Este estudo tem como objetivo analisar a Proposta de Regulamento do Parlamento Europeu e do Conselho da UE sobre Restauração da Natureza (PRRN), publicada em 22 de junho de 2022, que traz
proposições de metas juridicamente vinculativas quanto à restauração
da natureza, vista dentro do contexto de um novo ordenamento jurídico
pós-2020 para a proteção da biodiversidade. A pesquisa é realizada a
partir do Pacto Ecológico Europeu (PEE) e sua contribuição quanto à mitigação das mudanças climáticas, especificamente quanto à sua Estratégia de Biodiversidade da UE para 2030 (EBIO), bem como da avaliação
do panorama da Convenção sobre Diversidade Biológica (CDB), as Metas de Aichi e o que tem sido debatido para a COP-15. Em seguida, aprecia-se a coordenação entre o quadro de governança de biodiversidade
da UE e a conjuntura pós-2020 proposta pelas Partes da CDB. Parte-se
das seguintes perguntas-problema: As ações da União Europeia (UE)
têm sido relevantes para a concretização dos compromissos assumidos
em sua EBIO no contexto do PEE? A recém-publicada PRRN auxiliará
nas discussões que circundam um possível novo Acordo global para abiodiversidade após a COP-15? Tais perguntas guiarão, respectivamente, o tópico 1 e o tópico 2. A metodologia da pesquisa será dedutiva, descritiva e exploratória, através de análise bibliográfica e documental.

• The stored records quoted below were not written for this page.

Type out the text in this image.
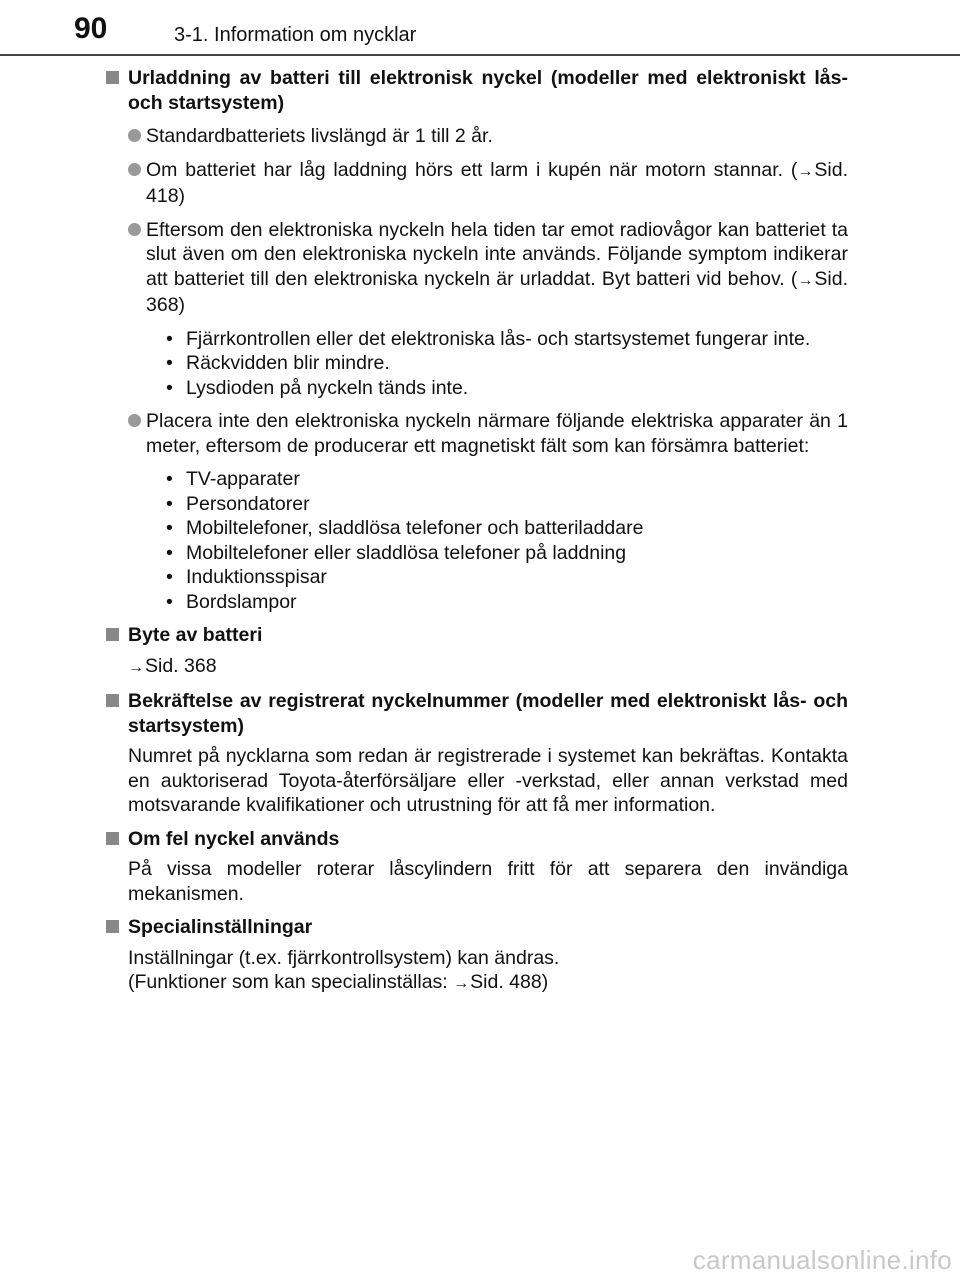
90	3-1. Information om nycklar
Urladdning av batteri till elektronisk nyckel (modeller med elektroniskt lås- och startsystem)
Standardbatteriets livslängd är 1 till 2 år.
Om batteriet har låg laddning hörs ett larm i kupén när motorn stannar. (→Sid. 418)
Eftersom den elektroniska nyckeln hela tiden tar emot radiovågor kan batteriet ta slut även om den elektroniska nyckeln inte används. Följande symptom indikerar att batteriet till den elektroniska nyckeln är urladdat. Byt batteri vid behov. (→Sid. 368)
• Fjärrkontrollen eller det elektroniska lås- och startsystemet fungerar inte.
• Räckvidden blir mindre.
• Lysdioden på nyckeln tänds inte.
Placera inte den elektroniska nyckeln närmare följande elektriska apparater än 1 meter, eftersom de producerar ett magnetiskt fält som kan försämra batteriet:
• TV-apparater
• Persondatorer
• Mobiltelefoner, sladdlösa telefoner och batteriladdare
• Mobiltelefoner eller sladdlösa telefoner på laddning
• Induktionsspisar
• Bordslampor
Byte av batteri
→Sid. 368
Bekräftelse av registrerat nyckelnummer (modeller med elektroniskt lås- och startsystem)
Numret på nycklarna som redan är registrerade i systemet kan bekräftas. Kontakta en auktoriserad Toyota-återförsäljare eller -verkstad, eller annan verkstad med motsvarande kvalifikationer och utrustning för att få mer information.
Om fel nyckel används
På vissa modeller roterar låscylindern fritt för att separera den invändiga mekanismen.
Specialinställningar
Inställningar (t.ex. fjärrkontrollsystem) kan ändras.
(Funktioner som kan specialinställas: →Sid. 488)
carmanualsonline.info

Como resultados foi possível constatar que houve um atraso no cumprimento de compromissos da EBIO, porém, houve avanço quanto à propositura de metas juridicamente vinculantes na PRRN. Existe um novo Acordo global para a biodiversidade sendo delineado nas reuniões para
a COP-15, e, não obstante os objetivos ambiciosos, percebe-se uma falta
de vontade política e de liderança de alto nível para se fechar os pontos
mais importantes a tempo a Conferência de 2022. O estudo demonstrou
que os esforços de conservação da biodiversidade não podem deixar de
lado as comunidades tradicionais ao longo dos processos de mudanças.